Predicting Case Shiller Index Using Publicly available data from FRED
The primary objective of this study is to build a model to predict the nation-wide US house prices with national Case -Shiller Index as a reference pointer for overall house price trend.
- Consumer Price Index CPI - https://fred.stlouisfed.org/series/CPIAUCSL
- Unemployment rate - https://fred.stlouisfed.org/series/UNRATE
- 30-Year Fixed Rate Mortgage - https://fred.stlouisfed.org/series/MORTGAGE30US
- Gross Domestic Product - https://fred.stlouisfed.org/series/GDP
- Total Unit Labor Cost - https://fred.stlouisfed.org/series/LCULMN01USQ661S
- Personal current taxes: State and local: Property taxeshttps://fred.stlouisfed.org/series/S210401A027NBEA
- Employment-Population Ratio - https://fred.stlouisfed.org/series/EMRATIO
- NASDAQ Composite Index - https://fred.stlouisfed.org/series/NASDAQCOM
- Disposable Personal Income - https://fred.stlouisfed.org/series/DSPI
- Rental Vacancy Rate - https://fred.stlouisfed.org/series/RRVRUSQ156N
- Monthly Supply of New Houses - https://fred.stlouisfed.org/series/MSACSR
- New Privately-Owned Housing Units Completed - https://fred.stlouisfed.org/series/COMPUTSA
The above mentioned data was imported and the date was parsed and converted to panda datetime and used as the index of the dataframe. The time-step of the target i.e. Case shiller index is a month thus all the data is preferably collected in this format, if the frequency of the data is higher than monthly, monthly data is used and the rest is discarded. However if the frequency is lower than monthly. Monthly data was filled in using linear interpolation. Quarterly data like GDP were linearly interpolated.
Lagged features expect for the past target variable itself. This will help analyse the target variables dependence on the lagged features (past 1 month ). Converting Timeseries forecasting problem to Supervised Learning.:
Target feature: Inflation adjusted National Case Shiller index was used as the target variable in the regression approach as it showed better results than using vanilla National CS index.
Lagged feature: All the features used in the regression analysis were lagged features all shift by two months. That is second last month’s features were used to predict the target variable. This will allow us to predict two months into the future. The previous value of the target variable were not used so as to better study the impact of the factors on the Case shiller index.
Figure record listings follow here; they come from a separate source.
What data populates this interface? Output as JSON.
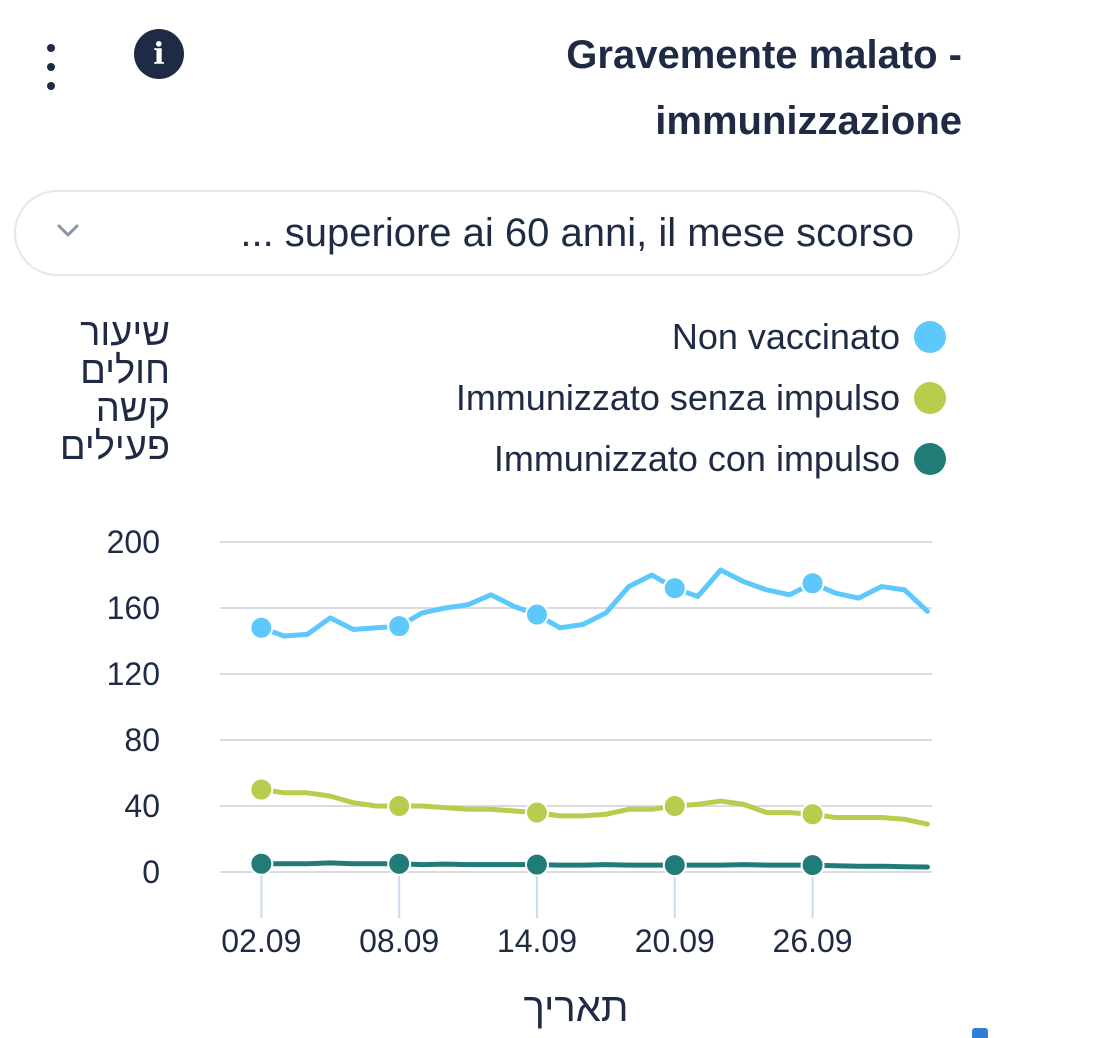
{
  "header": {
    "title_line1": "Gravemente malato -",
    "title_line2": "immunizzazione",
    "info_icon_glyph": "i"
  },
  "filter": {
    "selected": "... superiore ai 60 anni, il mese scorso"
  },
  "colors": {
    "unvaccinated": "#5cc8fb",
    "no_booster": "#b8cd4e",
    "booster": "#217c78",
    "text": "#1f2a44",
    "grid": "#d9dbe0"
  },
  "chart_data": {
    "type": "line",
    "title": "Gravemente malato - immunizzazione",
    "ylabel": "שיעור חולים קשה פעילים",
    "xlabel": "תאריך",
    "ylim": [
      0,
      200
    ],
    "y_ticks": [
      "0",
      "40",
      "80",
      "120",
      "160",
      "200"
    ],
    "x_tick_labels": [
      "02.09",
      "08.09",
      "14.09",
      "20.09",
      "26.09"
    ],
    "x_tick_days": [
      2,
      8,
      14,
      20,
      26
    ],
    "x": [
      2,
      3,
      4,
      5,
      6,
      7,
      8,
      9,
      10,
      11,
      12,
      13,
      14,
      15,
      16,
      17,
      18,
      19,
      20,
      21,
      22,
      23,
      24,
      25,
      26,
      27,
      28,
      29,
      30,
      31
    ],
    "legend_position": "top-right",
    "grid": true,
    "series": [
      {
        "name": "Non vaccinato",
        "color_key": "unvaccinated",
        "values": [
          148,
          143,
          144,
          154,
          147,
          148,
          149,
          157,
          160,
          162,
          168,
          161,
          156,
          148,
          150,
          157,
          173,
          180,
          172,
          167,
          183,
          176,
          171,
          168,
          175,
          169,
          166,
          173,
          171,
          158
        ]
      },
      {
        "name": "Immunizzato senza impulso",
        "color_key": "no_booster",
        "values": [
          50,
          48,
          48,
          46,
          42,
          40,
          40,
          40,
          39,
          38,
          38,
          37,
          36,
          34,
          34,
          35,
          38,
          38,
          40,
          41,
          43,
          41,
          36,
          36,
          35,
          33,
          33,
          33,
          32,
          29
        ]
      },
      {
        "name": "Immunizzato con impulso",
        "color_key": "booster",
        "values": [
          5,
          5,
          5,
          5.5,
          5,
          5,
          5,
          4.5,
          4.8,
          4.5,
          4.5,
          4.5,
          4.5,
          4.2,
          4.2,
          4.5,
          4.2,
          4.2,
          4.2,
          4.2,
          4.2,
          4.5,
          4.2,
          4.2,
          4.2,
          3.8,
          3.5,
          3.5,
          3.2,
          3
        ]
      }
    ]
  }
}
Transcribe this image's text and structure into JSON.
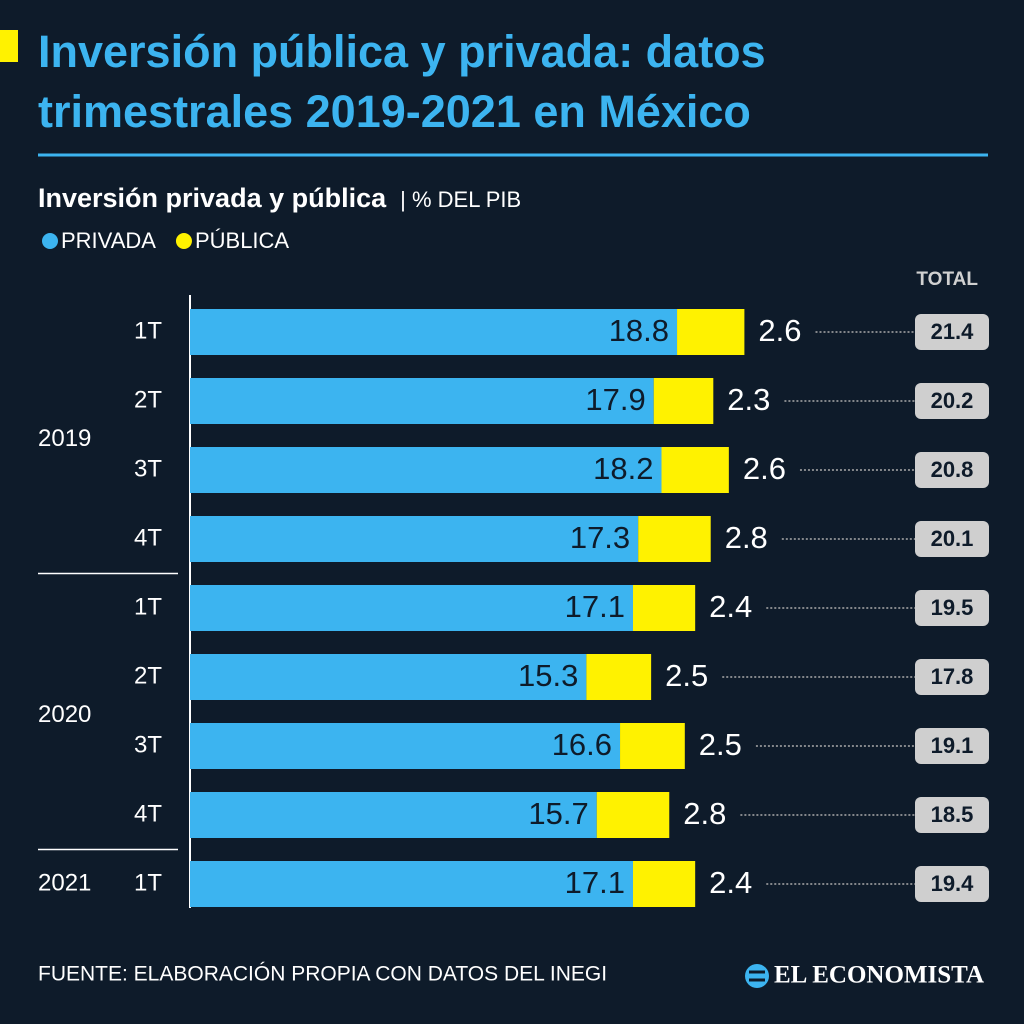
{
  "chart_data": {
    "type": "stacked-bar-horizontal",
    "title": "Inversión pública y privada: datos trimestrales 2019-2021 en México",
    "subtitle": "Inversión privada y pública",
    "unit": "| % DEL PIB",
    "groups": [
      {
        "name": "2019",
        "categories": [
          "1T",
          "2T",
          "3T",
          "4T"
        ]
      },
      {
        "name": "2020",
        "categories": [
          "1T",
          "2T",
          "3T",
          "4T"
        ]
      },
      {
        "name": "2021",
        "categories": [
          "1T"
        ]
      }
    ],
    "series": [
      {
        "name": "PRIVADA",
        "color": "#3cb4f0",
        "values": [
          18.8,
          17.9,
          18.2,
          17.3,
          17.1,
          15.3,
          16.6,
          15.7,
          17.1
        ]
      },
      {
        "name": "PÚBLICA",
        "color": "#fff200",
        "values": [
          2.6,
          2.3,
          2.6,
          2.8,
          2.4,
          2.5,
          2.5,
          2.8,
          2.4
        ]
      }
    ],
    "totals": {
      "name": "TOTAL",
      "values": [
        21.4,
        20.2,
        20.8,
        20.1,
        19.5,
        17.8,
        19.1,
        18.5,
        19.4
      ]
    },
    "xlim": [
      0,
      32
    ],
    "source": "FUENTE: ELABORACIÓN PROPIA CON DATOS DEL INEGI",
    "brand": "EL ECONOMISTA"
  }
}
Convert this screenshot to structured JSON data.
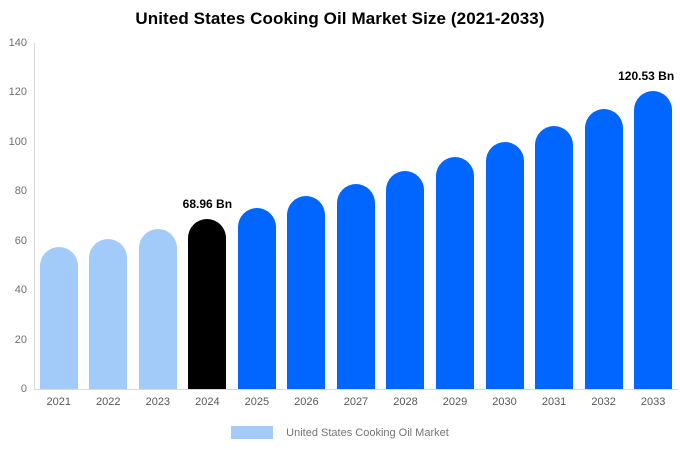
{
  "header": {
    "title": "United States Cooking Oil Market Size (2021-2033)"
  },
  "legend": {
    "label": "United States Cooking Oil Market",
    "swatch_color": "#A2CBFA"
  },
  "chart_data": {
    "type": "bar",
    "title": "United States Cooking Oil Market Size (2021-2033)",
    "unit": "Bn",
    "categories": [
      "2021",
      "2022",
      "2023",
      "2024",
      "2025",
      "2026",
      "2027",
      "2028",
      "2029",
      "2030",
      "2031",
      "2032",
      "2033"
    ],
    "values": [
      57.3,
      60.9,
      64.8,
      68.96,
      73.4,
      78.1,
      83.1,
      88.4,
      94.0,
      100.1,
      106.5,
      113.3,
      120.53
    ],
    "bar_colors": [
      "#A2CBFA",
      "#A2CBFA",
      "#A2CBFA",
      "#000000",
      "#0066FF",
      "#0066FF",
      "#0066FF",
      "#0066FF",
      "#0066FF",
      "#0066FF",
      "#0066FF",
      "#0066FF",
      "#0066FF"
    ],
    "data_labels": [
      {
        "category": "2024",
        "text": "68.96 Bn"
      },
      {
        "category": "2033",
        "text": "120.53 Bn"
      }
    ],
    "ylim": [
      0,
      140
    ],
    "yticks": [
      0,
      20,
      40,
      60,
      80,
      100,
      120,
      140
    ],
    "grid": false,
    "legend_position": "bottom",
    "legend_entries": [
      "United States Cooking Oil Market"
    ]
  }
}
Vector Autoregression (VAR) is a forecasting algorithm that can be used when two or more time series influence each other. That is, the relationship between the time series involved is bi-directional
Darts Library : Darts is a Python library for easy manipulation and forecasting of time series. It contains a variety of models, from classics such as ARIMA to deep neural networks.